Gossip

The Gossip architecture is a weak consistency replication technique where clients send requests to the nearest replica and then the replicas propagate the information to each other periodically just like a normal gossip. It allows for high availability and tolerance to net partitions (A+P).

Algorithm

The algorithm for this architecture can be adapted to the needs of each implementation. It does not need to be rigorously as described bellow. From now on, we will assume there are $n$ replicas.

The Timestamp

There is the concept of timestamp, which is a vector with $n$ entries, where each entry symbolizes the current state of the $i$th replica. Let’s define the merge operation:

merge(tsA, tsB):
  for each entry i in tsA
    if tsA[i] > tsB[i]
      tsB[i] = tsA[i]

On each request, the client sends the prev timestamp (from the last request). When a replica replies to the client, it returns the data, as well as their own timestamp new. In this case, the client executes merge(new, prev).

Replica State

Each replica contains the following state:

  • Value: the value that is stored on each replica we want to keep in sync.
  • Value Timestamp: a timestamp representing the operations executed to achieve the current value.
  • Log: all the update operations the replica has accepted so far. It may contain already processed operations that are yet required to be propagated to other replicas.
  • Replica Timestamp: represents all the operations the current replica has accepted, i.e., that were placed in the log.
  • Executed Operations: a list with the unique IDs of the executed operations on the current replica.
  • Timestamp Table: a list with the the known replica timestamps from other replicas.

Get Operations

When a client makes a read request, it sends the prev timestamp as well as the request information. Then, the server proceeds as follows:

  1. Compares the prev timestamp with the valueTimestamp to see if we can safely read the value to ensure consistency, i.e., if prev <= valueTimestamp.
  2. If the previous condition is met, the server replies the required information.

Otherwise, wait.

Update Operations

When a client wants to make an update, it generates a UUID id to uniquely identify the request. Then, it sends the id, the data and prev, When the request req arrives in the server, the replica checks decides whether of not to discard the request. A request is discarded if:

  • The id is present on the executed operations list; or
  • The id is present on any log record.

If the request is accepted, then we follow the algorithm:

  1. Update the replica timestamp by incrementing the $i$th entry, where i is the current instance number starting on 0.
  2. Create a unique timestamp to represent the operation from now on. This timestamp is created by duplicating prev and replacing the ith entry with the previously calculated value.
  3. Creates a new log record with the new timestamp, the current instance number, the id and the data to add.
  4. Returns the new timestamp to the client.
  5. Checks if the operation can be executed immediately by checking if prev <= valueTimestamp. If possible, execute merge(timestamp, valueTimestamp).

Otherwise, wait.

Note: if the system’s data has no casual dependencies, there is no need to wait to have the updated data to apply the changes. In that specific case, most of the logic above can be simplified in order to just avoid duplications, but the updates can be immediately applied.

Gossip Operations

This architecture requires each replica to gossip every $t$ time to each other in order to keep consistency. On a gossip request, a replica i sends to the replica j:

  • The instance number i;
  • The sourceTimestamp, which is the replica timestamp of replica i;
  • The logs records we estimate the replica j does not have.
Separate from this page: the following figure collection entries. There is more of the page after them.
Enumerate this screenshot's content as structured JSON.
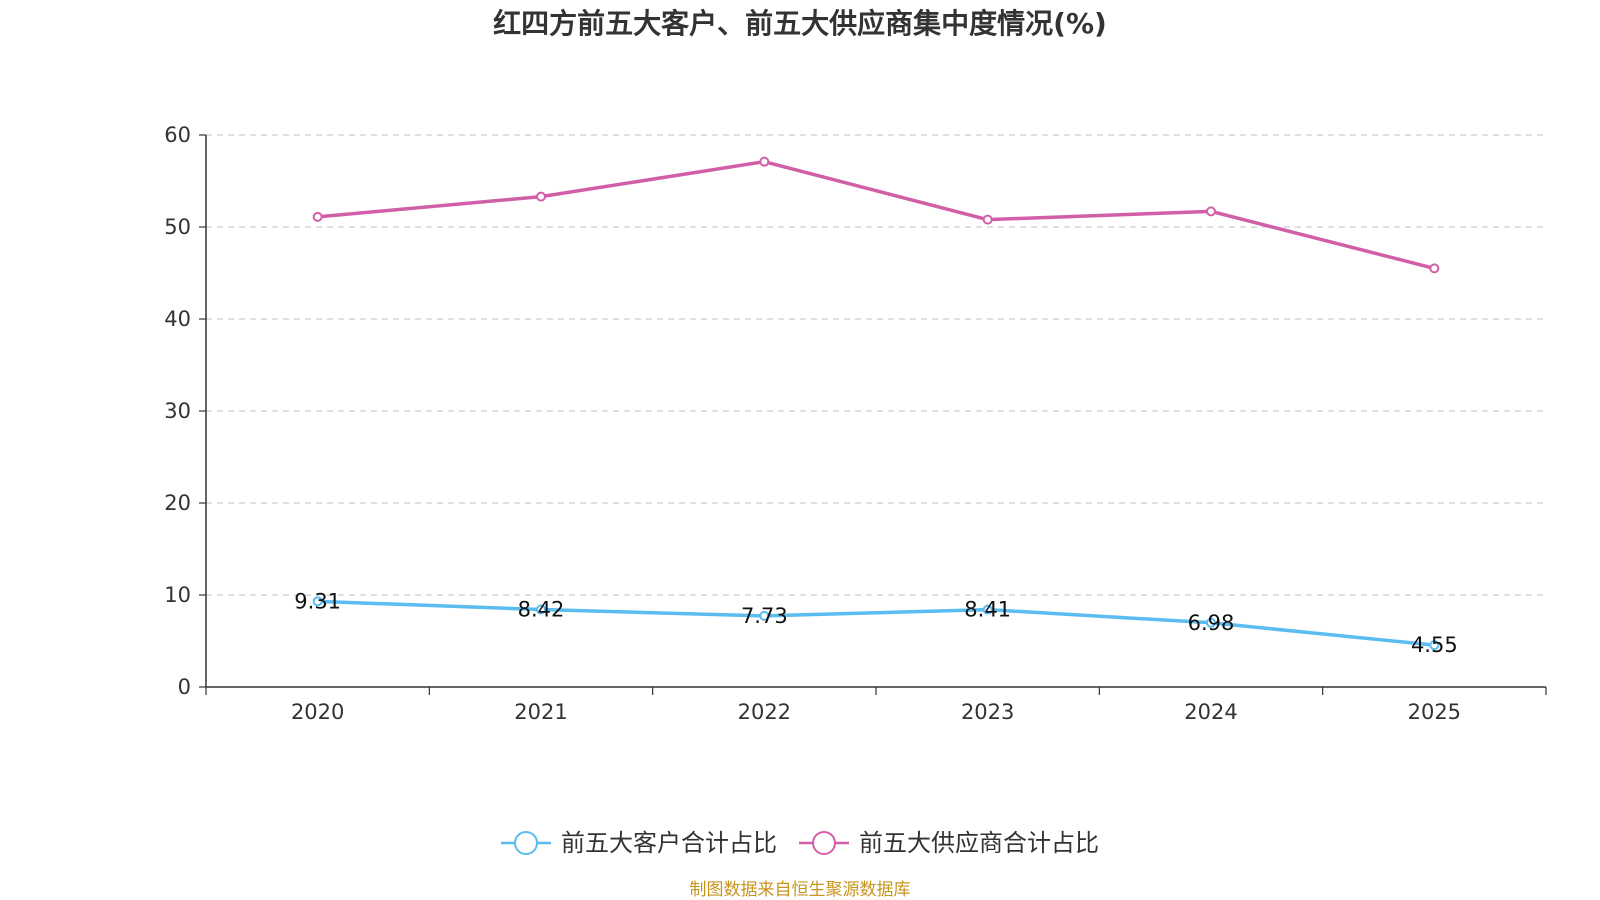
{
  "chart_data": {
    "type": "line",
    "title": "红四方前五大客户、前五大供应商集中度情况(%)",
    "categories": [
      "2020",
      "2021",
      "2022",
      "2023",
      "2024",
      "2025"
    ],
    "ylim": [
      0,
      60
    ],
    "yticks": [
      0,
      10,
      20,
      30,
      40,
      50,
      60
    ],
    "grid": true,
    "legend_position": "bottom-center",
    "series": [
      {
        "name": "前五大客户合计占比",
        "color": "#5bbcf0",
        "values": [
          9.31,
          8.42,
          7.73,
          8.41,
          6.98,
          4.55
        ],
        "labels": [
          "9.31",
          "8.42",
          "7.73",
          "8.41",
          "6.98",
          "4.55"
        ]
      },
      {
        "name": "前五大供应商合计占比",
        "color": "#d15fa8",
        "values": [
          51.1,
          53.3,
          57.1,
          50.8,
          51.7,
          45.5
        ]
      }
    ]
  },
  "source": {
    "text": "制图数据来自恒生聚源数据库",
    "color": "#c8951c"
  }
}
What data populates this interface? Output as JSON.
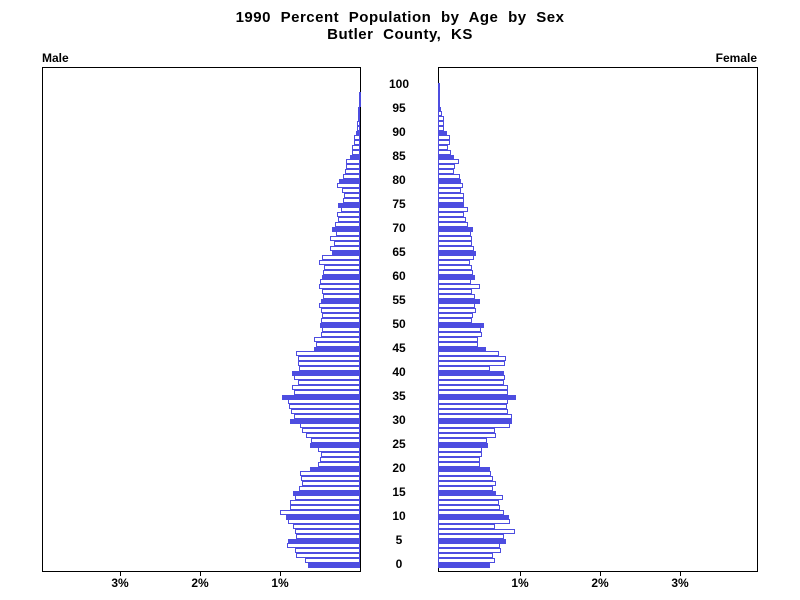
{
  "title": {
    "line1": "1990 Percent Population by Age by Sex",
    "line2": "Butler County, KS"
  },
  "panel_labels": {
    "male": "Male",
    "female": "Female"
  },
  "x_axis": {
    "left_tick_labels": [
      "3%",
      "2%",
      "1%"
    ],
    "right_tick_labels": [
      "1%",
      "2%",
      "3%"
    ]
  },
  "age_axis": {
    "tick_labels": [
      "0",
      "5",
      "10",
      "15",
      "20",
      "25",
      "30",
      "35",
      "40",
      "45",
      "50",
      "55",
      "60",
      "65",
      "70",
      "75",
      "80",
      "85",
      "90",
      "95",
      "100"
    ]
  },
  "colors": {
    "bar_blue": "#4d4de0",
    "bar_fill_white": "#ffffff",
    "axis_black": "#000000"
  },
  "chart_data": {
    "type": "bar",
    "variant": "population_pyramid",
    "title": "1990 Percent Population by Age by Sex",
    "subtitle": "Butler County, KS",
    "x_unit": "percent of total population",
    "x_range_each_side": [
      0,
      4
    ],
    "x_ticks_percent": [
      1,
      2,
      3
    ],
    "age_min": 0,
    "age_max": 100,
    "highlight_rule": "ages that are multiples of 5 are drawn as solid blue bars; other ages are white bars with blue outline",
    "series": [
      {
        "name": "Male",
        "side": "left",
        "ages": "0-100 ascending",
        "values_percent": [
          0.65,
          0.69,
          0.8,
          0.81,
          0.91,
          0.9,
          0.8,
          0.81,
          0.84,
          0.9,
          0.92,
          1.0,
          0.87,
          0.88,
          0.81,
          0.84,
          0.76,
          0.73,
          0.74,
          0.75,
          0.63,
          0.52,
          0.5,
          0.49,
          0.52,
          0.63,
          0.61,
          0.67,
          0.73,
          0.75,
          0.88,
          0.82,
          0.86,
          0.89,
          0.9,
          0.97,
          0.83,
          0.85,
          0.78,
          0.83,
          0.85,
          0.76,
          0.78,
          0.77,
          0.8,
          0.57,
          0.55,
          0.58,
          0.49,
          0.48,
          0.5,
          0.49,
          0.48,
          0.49,
          0.51,
          0.49,
          0.46,
          0.48,
          0.51,
          0.5,
          0.47,
          0.46,
          0.45,
          0.51,
          0.47,
          0.35,
          0.37,
          0.33,
          0.37,
          0.3,
          0.35,
          0.31,
          0.27,
          0.29,
          0.24,
          0.27,
          0.21,
          0.2,
          0.22,
          0.29,
          0.26,
          0.21,
          0.19,
          0.17,
          0.17,
          0.12,
          0.1,
          0.1,
          0.08,
          0.08,
          0.05,
          0.04,
          0.04,
          0.02,
          0.02,
          0.02,
          0.01,
          0.01,
          0.01,
          0.0,
          0.0
        ]
      },
      {
        "name": "Female",
        "side": "right",
        "ages": "0-100 ascending",
        "values_percent": [
          0.65,
          0.71,
          0.69,
          0.79,
          0.77,
          0.85,
          0.82,
          0.96,
          0.71,
          0.9,
          0.89,
          0.82,
          0.77,
          0.76,
          0.81,
          0.73,
          0.69,
          0.72,
          0.69,
          0.66,
          0.65,
          0.52,
          0.52,
          0.55,
          0.55,
          0.63,
          0.61,
          0.72,
          0.71,
          0.9,
          0.92,
          0.92,
          0.88,
          0.86,
          0.88,
          0.97,
          0.88,
          0.87,
          0.83,
          0.84,
          0.83,
          0.65,
          0.84,
          0.85,
          0.76,
          0.6,
          0.5,
          0.5,
          0.55,
          0.54,
          0.57,
          0.43,
          0.44,
          0.47,
          0.46,
          0.52,
          0.46,
          0.42,
          0.52,
          0.41,
          0.46,
          0.44,
          0.43,
          0.4,
          0.45,
          0.48,
          0.45,
          0.43,
          0.42,
          0.41,
          0.44,
          0.38,
          0.35,
          0.33,
          0.38,
          0.33,
          0.33,
          0.33,
          0.29,
          0.31,
          0.29,
          0.27,
          0.2,
          0.21,
          0.26,
          0.2,
          0.16,
          0.13,
          0.15,
          0.15,
          0.11,
          0.08,
          0.08,
          0.08,
          0.05,
          0.04,
          0.02,
          0.02,
          0.01,
          0.01,
          0.01
        ]
      }
    ],
    "legend": "none",
    "grid": "off"
  }
}
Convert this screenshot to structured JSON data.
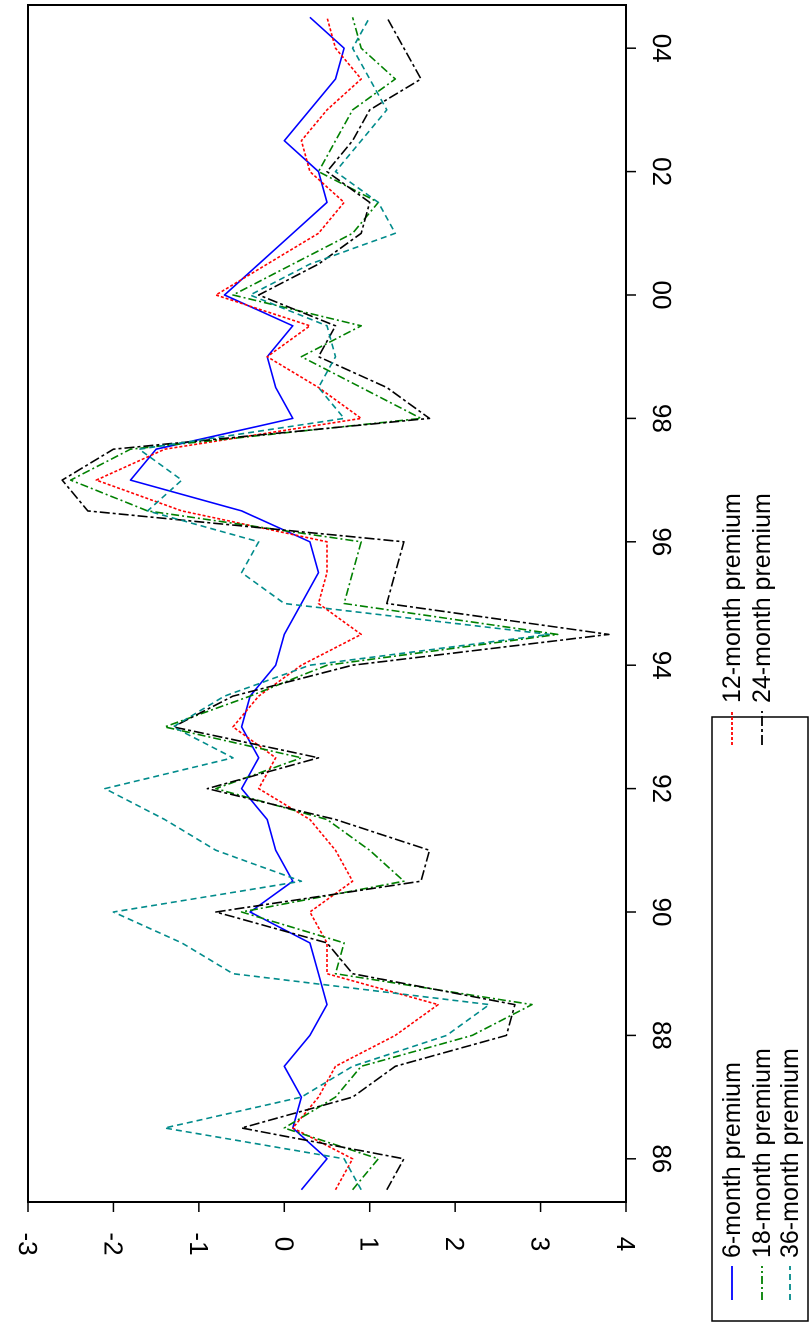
{
  "chart_data": {
    "type": "line",
    "orientation": "rotated-90-clockwise",
    "y_ticks": [
      "4",
      "3",
      "2",
      "1",
      "0",
      "-1",
      "-2",
      "-3"
    ],
    "y_tick_values": [
      4,
      3,
      2,
      1,
      0,
      -1,
      -2,
      -3
    ],
    "ylim": [
      -3,
      4
    ],
    "x_ticks": [
      "86",
      "88",
      "90",
      "92",
      "94",
      "96",
      "98",
      "00",
      "02",
      "04"
    ],
    "x_tick_years": [
      1986,
      1988,
      1990,
      1992,
      1994,
      1996,
      1998,
      2000,
      2002,
      2004
    ],
    "xlim": [
      1985.3,
      2004.7
    ],
    "grid": false,
    "legend_placement": "bottom",
    "series": [
      {
        "name": "6-month premium",
        "color": "#0000ff",
        "dash": "",
        "points": [
          [
            1985.5,
            0.2
          ],
          [
            1986,
            0.5
          ],
          [
            1986.5,
            0.1
          ],
          [
            1987,
            0.2
          ],
          [
            1987.5,
            0.0
          ],
          [
            1988,
            0.3
          ],
          [
            1988.5,
            0.5
          ],
          [
            1989,
            0.4
          ],
          [
            1989.5,
            0.3
          ],
          [
            1990,
            -0.4
          ],
          [
            1990.5,
            0.1
          ],
          [
            1991,
            -0.1
          ],
          [
            1991.5,
            -0.2
          ],
          [
            1992,
            -0.5
          ],
          [
            1992.5,
            -0.3
          ],
          [
            1993,
            -0.5
          ],
          [
            1993.5,
            -0.4
          ],
          [
            1994,
            -0.1
          ],
          [
            1994.5,
            0.0
          ],
          [
            1995,
            0.2
          ],
          [
            1995.5,
            0.4
          ],
          [
            1996,
            0.3
          ],
          [
            1996.5,
            -0.5
          ],
          [
            1997,
            -1.8
          ],
          [
            1997.5,
            -1.5
          ],
          [
            1998,
            0.1
          ],
          [
            1998.5,
            -0.1
          ],
          [
            1999,
            -0.2
          ],
          [
            1999.5,
            0.1
          ],
          [
            2000,
            -0.7
          ],
          [
            2000.5,
            -0.3
          ],
          [
            2001,
            0.1
          ],
          [
            2001.5,
            0.5
          ],
          [
            2002,
            0.4
          ],
          [
            2002.5,
            0.0
          ],
          [
            2003,
            0.3
          ],
          [
            2003.5,
            0.6
          ],
          [
            2004,
            0.7
          ],
          [
            2004.5,
            0.3
          ]
        ]
      },
      {
        "name": "12-month premium",
        "color": "#ff0000",
        "dash": "3,2",
        "points": [
          [
            1985.5,
            0.6
          ],
          [
            1986,
            0.8
          ],
          [
            1986.5,
            0.1
          ],
          [
            1987,
            0.4
          ],
          [
            1987.5,
            0.6
          ],
          [
            1988,
            1.3
          ],
          [
            1988.5,
            1.8
          ],
          [
            1989,
            0.5
          ],
          [
            1989.5,
            0.5
          ],
          [
            1990,
            0.3
          ],
          [
            1990.5,
            0.8
          ],
          [
            1991,
            0.6
          ],
          [
            1991.5,
            0.3
          ],
          [
            1992,
            -0.3
          ],
          [
            1992.5,
            -0.1
          ],
          [
            1993,
            -0.6
          ],
          [
            1993.5,
            -0.3
          ],
          [
            1994,
            0.2
          ],
          [
            1994.5,
            0.9
          ],
          [
            1995,
            0.4
          ],
          [
            1995.5,
            0.5
          ],
          [
            1996,
            0.5
          ],
          [
            1996.5,
            -1.2
          ],
          [
            1997,
            -2.2
          ],
          [
            1997.5,
            -1.4
          ],
          [
            1998,
            0.9
          ],
          [
            1998.5,
            0.4
          ],
          [
            1999,
            -0.2
          ],
          [
            1999.5,
            0.3
          ],
          [
            2000,
            -0.8
          ],
          [
            2000.5,
            -0.2
          ],
          [
            2001,
            0.4
          ],
          [
            2001.5,
            0.7
          ],
          [
            2002,
            0.3
          ],
          [
            2002.5,
            0.2
          ],
          [
            2003,
            0.5
          ],
          [
            2003.5,
            0.9
          ],
          [
            2004,
            0.6
          ],
          [
            2004.5,
            0.5
          ]
        ]
      },
      {
        "name": "18-month premium",
        "color": "#008000",
        "dash": "8,3,2,3",
        "points": [
          [
            1985.5,
            0.8
          ],
          [
            1986,
            1.1
          ],
          [
            1986.5,
            0.0
          ],
          [
            1987,
            0.6
          ],
          [
            1987.5,
            0.9
          ],
          [
            1988,
            2.2
          ],
          [
            1988.5,
            2.9
          ],
          [
            1989,
            0.6
          ],
          [
            1989.5,
            0.7
          ],
          [
            1990,
            -0.5
          ],
          [
            1990.5,
            1.4
          ],
          [
            1991,
            1.0
          ],
          [
            1991.5,
            0.5
          ],
          [
            1992,
            -0.8
          ],
          [
            1992.5,
            0.2
          ],
          [
            1993,
            -1.4
          ],
          [
            1993.5,
            -0.4
          ],
          [
            1994,
            0.5
          ],
          [
            1994.5,
            3.2
          ],
          [
            1995,
            0.7
          ],
          [
            1995.5,
            0.8
          ],
          [
            1996,
            0.9
          ],
          [
            1996.5,
            -1.6
          ],
          [
            1997,
            -2.5
          ],
          [
            1997.5,
            -1.8
          ],
          [
            1998,
            1.6
          ],
          [
            1998.5,
            0.9
          ],
          [
            1999,
            0.2
          ],
          [
            1999.5,
            0.9
          ],
          [
            2000,
            -0.6
          ],
          [
            2000.5,
            0.1
          ],
          [
            2001,
            0.8
          ],
          [
            2001.5,
            1.1
          ],
          [
            2002,
            0.4
          ],
          [
            2002.5,
            0.6
          ],
          [
            2003,
            0.8
          ],
          [
            2003.5,
            1.3
          ],
          [
            2004,
            0.9
          ],
          [
            2004.5,
            0.8
          ]
        ]
      },
      {
        "name": "24-month premium",
        "color": "#000000",
        "dash": "10,3,3,3",
        "points": [
          [
            1985.5,
            1.2
          ],
          [
            1986,
            1.4
          ],
          [
            1986.5,
            -0.5
          ],
          [
            1987,
            0.8
          ],
          [
            1987.5,
            1.3
          ],
          [
            1988,
            2.6
          ],
          [
            1988.5,
            2.7
          ],
          [
            1989,
            0.8
          ],
          [
            1989.5,
            0.5
          ],
          [
            1990,
            -0.8
          ],
          [
            1990.5,
            1.6
          ],
          [
            1991,
            1.7
          ],
          [
            1991.5,
            0.6
          ],
          [
            1992,
            -0.9
          ],
          [
            1992.5,
            0.4
          ],
          [
            1993,
            -1.3
          ],
          [
            1993.5,
            -0.6
          ],
          [
            1994,
            0.8
          ],
          [
            1994.5,
            3.8
          ],
          [
            1995,
            1.2
          ],
          [
            1995.5,
            1.3
          ],
          [
            1996,
            1.4
          ],
          [
            1996.5,
            -2.3
          ],
          [
            1997,
            -2.6
          ],
          [
            1997.5,
            -2.0
          ],
          [
            1998,
            1.7
          ],
          [
            1998.5,
            1.2
          ],
          [
            1999,
            0.4
          ],
          [
            1999.5,
            0.6
          ],
          [
            2000,
            -0.3
          ],
          [
            2000.5,
            0.4
          ],
          [
            2001,
            0.9
          ],
          [
            2001.5,
            1.0
          ],
          [
            2002,
            0.5
          ],
          [
            2002.5,
            0.8
          ],
          [
            2003,
            1.0
          ],
          [
            2003.5,
            1.6
          ],
          [
            2004,
            1.4
          ],
          [
            2004.5,
            1.2
          ]
        ]
      },
      {
        "name": "36-month premium",
        "color": "#008b8b",
        "dash": "6,4",
        "points": [
          [
            1985.5,
            0.9
          ],
          [
            1986,
            0.7
          ],
          [
            1986.5,
            -1.4
          ],
          [
            1987,
            0.2
          ],
          [
            1987.5,
            0.8
          ],
          [
            1988,
            1.9
          ],
          [
            1988.5,
            2.4
          ],
          [
            1989,
            -0.6
          ],
          [
            1989.5,
            -1.2
          ],
          [
            1990,
            -2.0
          ],
          [
            1990.5,
            0.2
          ],
          [
            1991,
            -0.8
          ],
          [
            1991.5,
            -1.4
          ],
          [
            1992,
            -2.1
          ],
          [
            1992.5,
            -0.6
          ],
          [
            1993,
            -1.3
          ],
          [
            1993.5,
            -0.7
          ],
          [
            1994,
            0.3
          ],
          [
            1994.5,
            3.1
          ],
          [
            1995,
            0.0
          ],
          [
            1995.5,
            -0.5
          ],
          [
            1996,
            -0.3
          ],
          [
            1996.5,
            -1.6
          ],
          [
            1997,
            -1.2
          ],
          [
            1997.5,
            -1.7
          ],
          [
            1998,
            0.7
          ],
          [
            1998.5,
            0.4
          ],
          [
            1999,
            0.6
          ],
          [
            1999.5,
            0.5
          ],
          [
            2000,
            -0.4
          ],
          [
            2000.5,
            0.3
          ],
          [
            2001,
            1.3
          ],
          [
            2001.5,
            1.1
          ],
          [
            2002,
            0.6
          ],
          [
            2002.5,
            0.9
          ],
          [
            2003,
            1.2
          ],
          [
            2003.5,
            1.0
          ],
          [
            2004,
            0.8
          ],
          [
            2004.5,
            1.0
          ]
        ]
      }
    ]
  }
}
When the replica j receives the gossip message from the replica i, it then proceeds as follows:

  1. Updates the entry i in the timestamp table with the replicaTimestamp;
  2. For each log record r:
    • Checks if r.id is on the executed operations list. If so, discards.
    • Checks if r.timestamp > replicaTimestamp. If not, discards.
    • Adds the record to its own record log.
  3. Updates replicaTimestamp, by executing merge(sourceTimestamp, replicaTimestamp).
  4. Goes through the log and executes all stable operations.
  5. Finally, cleans up the log.

Notes and Advices

  • This is an architecture, not a protocol.
  • Each use-case can be implemented with its specifics.
  • There are ways to ensure the client does not get inconsistent results if they switch replicas.